Week 40 note: On alerts that I like
Last week I ran into alerts a lot and experienced alert fatigue. It got me thinking what are the sort of alerts I like to see.
Service-Level Objectives
A Service-Level Objective (SLO) is my favorite type of alert.
A Service-Level Objective measures your business. It's actionable; when an SLO has been triggered, you can be certain that your service is down. There is no question whether the service should or shouldn't be fixed. It's experiencing problems, go fix it! (Yes, sometimes the alert is broken, but that's a different story. Always actionable, it is.)
SLOs can produce false positives. Your services might not get invoked much during the night or you might be servicing in a low-use region such as sa-east-1 (from your perspective). If there are errors occurring on these low-use instances, then SLOs may trigger and cause unnecessary toil for on-callers.
SLOs can also produce false negatives. This can occur when you don't measure your business/service end-to-end (at least, to a sufficient degree). For example, in a previous team we had to create an SLO for our nginx ingress because our application SLOs showed everything to be fine. Business, however, was suffering.
SLOs typically measure a constant objective over a period of time, eg. 99.9% over a period of 1 month. However, some have argued for different objectives depending on the time of day - say, 99.9% during business hours, 90% during the night. I find this to be an alluring thought, maybe night time is not that valuable for a particular business and there is a need to reduce costs on nightly on-call. With all of this said, I'm not sure how mature the tools are for measuring SLOs this way. Maybe people are not ready for this either, or maybe it's just not a good idea. Either way, the world is not ready for this.
See also: Alerting for SLOs
Threshold-based alerts
These are alerts that indicate that very soon something is about to blow in my infrastructure. Maybe it's the disk space that is being utilized at 95% rate and I should do something about it soon. Or maybe it's that my SMS/email threshold is reaching the cap limit and I'm soon unable to send any messages to my customers.

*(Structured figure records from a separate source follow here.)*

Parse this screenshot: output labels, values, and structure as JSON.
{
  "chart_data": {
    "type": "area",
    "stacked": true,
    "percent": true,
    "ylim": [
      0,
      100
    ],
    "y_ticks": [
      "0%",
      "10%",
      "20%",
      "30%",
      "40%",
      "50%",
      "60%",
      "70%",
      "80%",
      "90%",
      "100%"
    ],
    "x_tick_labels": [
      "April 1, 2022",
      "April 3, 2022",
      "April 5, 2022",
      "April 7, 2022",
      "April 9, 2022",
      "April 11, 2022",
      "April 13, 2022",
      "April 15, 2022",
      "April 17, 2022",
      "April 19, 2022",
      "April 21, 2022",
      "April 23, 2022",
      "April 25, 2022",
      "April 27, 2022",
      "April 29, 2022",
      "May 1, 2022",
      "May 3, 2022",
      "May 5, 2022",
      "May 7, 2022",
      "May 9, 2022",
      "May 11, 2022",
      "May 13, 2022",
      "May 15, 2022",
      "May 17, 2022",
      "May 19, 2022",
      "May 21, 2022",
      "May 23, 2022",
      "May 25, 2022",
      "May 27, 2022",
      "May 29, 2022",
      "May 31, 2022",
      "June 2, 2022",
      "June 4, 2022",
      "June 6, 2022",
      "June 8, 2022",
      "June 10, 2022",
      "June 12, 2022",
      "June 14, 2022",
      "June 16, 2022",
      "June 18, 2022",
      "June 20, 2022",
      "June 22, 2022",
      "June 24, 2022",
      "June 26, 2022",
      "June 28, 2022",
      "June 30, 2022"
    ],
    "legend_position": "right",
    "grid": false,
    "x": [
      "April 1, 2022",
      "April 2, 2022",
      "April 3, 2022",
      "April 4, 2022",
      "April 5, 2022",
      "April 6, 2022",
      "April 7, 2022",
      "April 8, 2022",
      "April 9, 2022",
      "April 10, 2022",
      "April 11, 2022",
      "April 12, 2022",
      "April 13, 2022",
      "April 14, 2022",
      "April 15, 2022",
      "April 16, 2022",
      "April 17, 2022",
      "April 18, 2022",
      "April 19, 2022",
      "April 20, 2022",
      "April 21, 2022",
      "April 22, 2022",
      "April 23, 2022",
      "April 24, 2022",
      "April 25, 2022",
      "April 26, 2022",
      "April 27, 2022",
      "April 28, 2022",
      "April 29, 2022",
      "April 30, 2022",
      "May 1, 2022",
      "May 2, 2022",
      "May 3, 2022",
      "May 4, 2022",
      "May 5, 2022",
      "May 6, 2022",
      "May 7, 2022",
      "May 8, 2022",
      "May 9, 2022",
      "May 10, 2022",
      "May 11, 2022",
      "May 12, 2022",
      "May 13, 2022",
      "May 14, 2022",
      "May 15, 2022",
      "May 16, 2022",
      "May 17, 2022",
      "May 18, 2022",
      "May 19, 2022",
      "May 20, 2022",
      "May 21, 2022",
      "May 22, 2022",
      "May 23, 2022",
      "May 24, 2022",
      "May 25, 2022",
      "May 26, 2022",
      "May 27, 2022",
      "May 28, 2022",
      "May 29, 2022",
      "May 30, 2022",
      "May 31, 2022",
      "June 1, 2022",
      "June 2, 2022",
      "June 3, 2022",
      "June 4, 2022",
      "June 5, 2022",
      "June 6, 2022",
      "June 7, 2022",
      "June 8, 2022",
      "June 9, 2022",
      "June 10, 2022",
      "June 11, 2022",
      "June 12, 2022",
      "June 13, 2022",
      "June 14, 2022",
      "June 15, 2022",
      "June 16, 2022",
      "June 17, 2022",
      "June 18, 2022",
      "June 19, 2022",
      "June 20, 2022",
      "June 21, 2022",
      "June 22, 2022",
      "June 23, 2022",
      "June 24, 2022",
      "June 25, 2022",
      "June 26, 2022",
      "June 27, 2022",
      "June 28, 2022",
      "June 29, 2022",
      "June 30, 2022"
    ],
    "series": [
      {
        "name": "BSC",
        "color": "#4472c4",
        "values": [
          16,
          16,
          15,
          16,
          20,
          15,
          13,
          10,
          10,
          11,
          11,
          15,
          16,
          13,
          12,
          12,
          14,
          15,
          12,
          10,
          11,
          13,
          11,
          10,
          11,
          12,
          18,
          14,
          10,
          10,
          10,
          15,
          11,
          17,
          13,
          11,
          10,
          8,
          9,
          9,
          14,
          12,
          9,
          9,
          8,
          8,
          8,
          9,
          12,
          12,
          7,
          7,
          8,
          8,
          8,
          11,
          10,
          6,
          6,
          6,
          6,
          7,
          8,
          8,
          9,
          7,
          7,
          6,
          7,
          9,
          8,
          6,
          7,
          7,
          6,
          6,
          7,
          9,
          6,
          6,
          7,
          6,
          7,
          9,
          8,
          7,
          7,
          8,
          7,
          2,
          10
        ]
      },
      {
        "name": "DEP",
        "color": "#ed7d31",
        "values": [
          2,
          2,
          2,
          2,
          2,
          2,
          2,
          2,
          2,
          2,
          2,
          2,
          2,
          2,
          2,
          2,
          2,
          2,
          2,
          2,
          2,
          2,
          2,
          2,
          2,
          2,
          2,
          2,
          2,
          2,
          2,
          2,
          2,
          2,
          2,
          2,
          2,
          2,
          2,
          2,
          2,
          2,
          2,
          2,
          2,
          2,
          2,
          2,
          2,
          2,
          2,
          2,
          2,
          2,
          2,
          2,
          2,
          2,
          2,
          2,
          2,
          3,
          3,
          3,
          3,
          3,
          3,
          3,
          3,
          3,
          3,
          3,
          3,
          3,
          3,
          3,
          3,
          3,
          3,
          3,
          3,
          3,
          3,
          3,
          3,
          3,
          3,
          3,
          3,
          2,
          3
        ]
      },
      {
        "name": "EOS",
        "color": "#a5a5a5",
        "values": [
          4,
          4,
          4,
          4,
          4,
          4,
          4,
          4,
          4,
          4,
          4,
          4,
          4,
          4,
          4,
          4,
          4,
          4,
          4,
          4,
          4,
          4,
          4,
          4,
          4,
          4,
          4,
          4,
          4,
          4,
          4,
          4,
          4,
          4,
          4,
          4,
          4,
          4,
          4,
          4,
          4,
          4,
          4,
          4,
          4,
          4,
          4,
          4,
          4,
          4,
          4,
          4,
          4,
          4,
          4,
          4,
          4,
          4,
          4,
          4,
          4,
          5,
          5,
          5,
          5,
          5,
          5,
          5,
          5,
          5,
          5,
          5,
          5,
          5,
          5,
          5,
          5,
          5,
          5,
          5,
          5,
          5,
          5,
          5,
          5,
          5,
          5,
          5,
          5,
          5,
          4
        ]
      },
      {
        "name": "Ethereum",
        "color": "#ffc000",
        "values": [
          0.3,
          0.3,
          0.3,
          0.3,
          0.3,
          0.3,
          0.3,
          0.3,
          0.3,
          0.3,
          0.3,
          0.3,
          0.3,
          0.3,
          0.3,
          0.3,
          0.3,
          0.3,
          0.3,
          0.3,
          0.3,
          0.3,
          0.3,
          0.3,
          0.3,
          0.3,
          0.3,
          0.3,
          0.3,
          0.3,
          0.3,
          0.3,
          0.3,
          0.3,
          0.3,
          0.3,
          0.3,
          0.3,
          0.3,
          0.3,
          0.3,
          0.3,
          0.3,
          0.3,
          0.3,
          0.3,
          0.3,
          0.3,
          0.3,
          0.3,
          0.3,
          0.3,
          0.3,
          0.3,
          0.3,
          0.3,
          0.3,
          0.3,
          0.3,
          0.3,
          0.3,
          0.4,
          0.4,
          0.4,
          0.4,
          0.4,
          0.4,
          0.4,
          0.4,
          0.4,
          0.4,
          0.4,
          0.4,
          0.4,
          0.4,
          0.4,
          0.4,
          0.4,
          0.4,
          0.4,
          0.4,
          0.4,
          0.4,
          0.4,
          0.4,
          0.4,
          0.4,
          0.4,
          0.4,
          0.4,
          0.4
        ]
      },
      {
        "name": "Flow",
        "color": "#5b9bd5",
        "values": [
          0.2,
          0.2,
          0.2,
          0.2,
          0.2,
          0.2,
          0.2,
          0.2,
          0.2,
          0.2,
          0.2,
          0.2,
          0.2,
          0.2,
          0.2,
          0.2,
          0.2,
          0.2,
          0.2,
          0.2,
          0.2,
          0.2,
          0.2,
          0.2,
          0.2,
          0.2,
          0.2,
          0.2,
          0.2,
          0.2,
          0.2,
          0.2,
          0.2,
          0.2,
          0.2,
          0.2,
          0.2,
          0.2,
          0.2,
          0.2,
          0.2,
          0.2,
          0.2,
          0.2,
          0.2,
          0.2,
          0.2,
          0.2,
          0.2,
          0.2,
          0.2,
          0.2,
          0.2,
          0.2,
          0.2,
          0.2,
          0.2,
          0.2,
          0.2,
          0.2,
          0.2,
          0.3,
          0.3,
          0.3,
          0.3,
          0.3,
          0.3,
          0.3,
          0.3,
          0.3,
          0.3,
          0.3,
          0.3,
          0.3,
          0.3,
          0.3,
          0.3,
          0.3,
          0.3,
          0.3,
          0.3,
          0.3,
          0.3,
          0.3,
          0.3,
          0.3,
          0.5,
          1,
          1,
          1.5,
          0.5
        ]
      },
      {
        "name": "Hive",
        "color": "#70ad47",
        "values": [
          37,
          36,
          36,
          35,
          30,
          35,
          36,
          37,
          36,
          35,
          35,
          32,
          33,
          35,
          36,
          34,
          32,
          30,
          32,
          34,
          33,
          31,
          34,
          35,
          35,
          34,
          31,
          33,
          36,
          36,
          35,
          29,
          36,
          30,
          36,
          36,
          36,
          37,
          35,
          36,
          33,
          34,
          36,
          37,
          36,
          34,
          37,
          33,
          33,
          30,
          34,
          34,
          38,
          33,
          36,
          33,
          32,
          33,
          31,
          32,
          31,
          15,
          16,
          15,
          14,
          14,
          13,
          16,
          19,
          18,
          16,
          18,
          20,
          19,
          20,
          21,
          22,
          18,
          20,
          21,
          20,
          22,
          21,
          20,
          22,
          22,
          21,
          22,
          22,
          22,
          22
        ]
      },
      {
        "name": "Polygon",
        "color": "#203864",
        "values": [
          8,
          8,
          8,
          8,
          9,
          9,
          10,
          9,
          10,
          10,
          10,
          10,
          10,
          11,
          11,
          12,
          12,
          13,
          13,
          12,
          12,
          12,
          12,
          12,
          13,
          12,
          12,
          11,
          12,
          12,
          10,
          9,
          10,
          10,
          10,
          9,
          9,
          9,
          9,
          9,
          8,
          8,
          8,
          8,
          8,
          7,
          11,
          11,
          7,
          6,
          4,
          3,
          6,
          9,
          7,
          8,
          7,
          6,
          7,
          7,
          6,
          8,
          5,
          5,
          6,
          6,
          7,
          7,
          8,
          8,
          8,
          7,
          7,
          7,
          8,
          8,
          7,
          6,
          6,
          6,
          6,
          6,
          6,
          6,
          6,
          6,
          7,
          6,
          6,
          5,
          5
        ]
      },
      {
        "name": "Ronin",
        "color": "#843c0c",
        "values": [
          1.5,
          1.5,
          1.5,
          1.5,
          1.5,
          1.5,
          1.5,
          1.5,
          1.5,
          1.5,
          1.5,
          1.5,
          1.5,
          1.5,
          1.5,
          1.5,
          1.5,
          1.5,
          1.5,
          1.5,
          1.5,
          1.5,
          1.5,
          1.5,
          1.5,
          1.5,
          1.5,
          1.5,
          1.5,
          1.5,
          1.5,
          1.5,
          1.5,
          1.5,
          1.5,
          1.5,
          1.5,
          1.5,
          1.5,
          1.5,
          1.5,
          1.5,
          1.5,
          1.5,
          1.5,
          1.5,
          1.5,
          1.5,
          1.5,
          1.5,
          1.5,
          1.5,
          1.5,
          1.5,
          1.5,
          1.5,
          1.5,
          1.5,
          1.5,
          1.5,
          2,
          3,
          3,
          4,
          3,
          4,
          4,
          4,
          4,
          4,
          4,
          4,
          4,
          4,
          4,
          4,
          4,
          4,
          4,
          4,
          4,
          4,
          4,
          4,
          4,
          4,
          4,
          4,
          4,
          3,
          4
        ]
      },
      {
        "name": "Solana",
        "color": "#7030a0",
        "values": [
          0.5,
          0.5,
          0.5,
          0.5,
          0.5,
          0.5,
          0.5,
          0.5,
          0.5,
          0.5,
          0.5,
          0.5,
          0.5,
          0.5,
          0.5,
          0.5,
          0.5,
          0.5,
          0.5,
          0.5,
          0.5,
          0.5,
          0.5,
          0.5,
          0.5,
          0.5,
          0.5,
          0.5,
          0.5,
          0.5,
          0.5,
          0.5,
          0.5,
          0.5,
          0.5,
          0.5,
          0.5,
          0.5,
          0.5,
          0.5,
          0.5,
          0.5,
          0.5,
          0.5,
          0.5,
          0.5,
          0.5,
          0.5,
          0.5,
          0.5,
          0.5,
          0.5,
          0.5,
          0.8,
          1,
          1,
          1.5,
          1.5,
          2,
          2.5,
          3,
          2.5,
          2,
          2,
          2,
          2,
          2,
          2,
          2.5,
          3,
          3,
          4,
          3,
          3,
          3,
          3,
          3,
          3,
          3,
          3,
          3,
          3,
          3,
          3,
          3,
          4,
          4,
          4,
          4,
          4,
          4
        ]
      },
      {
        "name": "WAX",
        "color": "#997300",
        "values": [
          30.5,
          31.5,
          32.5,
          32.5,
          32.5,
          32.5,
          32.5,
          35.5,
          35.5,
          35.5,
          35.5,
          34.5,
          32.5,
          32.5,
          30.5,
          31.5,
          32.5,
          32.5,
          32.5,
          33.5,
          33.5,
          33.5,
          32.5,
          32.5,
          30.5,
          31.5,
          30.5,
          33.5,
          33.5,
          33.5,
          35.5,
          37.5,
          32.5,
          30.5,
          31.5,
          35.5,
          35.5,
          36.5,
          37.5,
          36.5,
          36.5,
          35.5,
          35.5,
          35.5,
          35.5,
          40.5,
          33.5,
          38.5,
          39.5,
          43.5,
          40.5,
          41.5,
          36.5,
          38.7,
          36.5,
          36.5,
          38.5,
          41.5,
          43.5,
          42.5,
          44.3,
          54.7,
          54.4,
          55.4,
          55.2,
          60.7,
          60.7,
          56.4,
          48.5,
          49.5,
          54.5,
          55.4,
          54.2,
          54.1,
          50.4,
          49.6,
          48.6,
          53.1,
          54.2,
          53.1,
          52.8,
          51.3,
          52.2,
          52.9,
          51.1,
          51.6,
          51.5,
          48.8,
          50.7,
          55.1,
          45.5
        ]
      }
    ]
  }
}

Definitely potential SEV-1 scenarios where you want to be proactive. Service is about to go down soon, in a big way. Better act!
Rate-based alerts
These can be alerts that warn you of higher usage of the API or warn of unusual activity. They can be a useful for, say, spotting if somebody is scanning through your userbase.
Rate-based alerts can produce false positives, for example, during a campaign where traffic is unusual. The alerts can get noisy, so I only like them the first time I see them during high activity periods.
Security alerts
Eg. Snyk alerts integrated via Slack tell me what the vulnerability is and allows me to triage the alerts effectively. But there are also other types of security alerts that are based on eg. statistical outlier activity from logs of your services (either app or AWS services).
Conclusion
There's nothing that beats a good SLO, but other alert types are useful as well.
Why I love all of these alert types is that they tend to indicate clear problems. Nothing is as frustrating as seeing a bunch of alerts in your Slack channel or inbox and not being able to say which ones indicate real problems. To me, a single error is not an incident but 1% of errors is very likely to be (a minor one, but an incident regardless). Alerts should be tuned to realize this.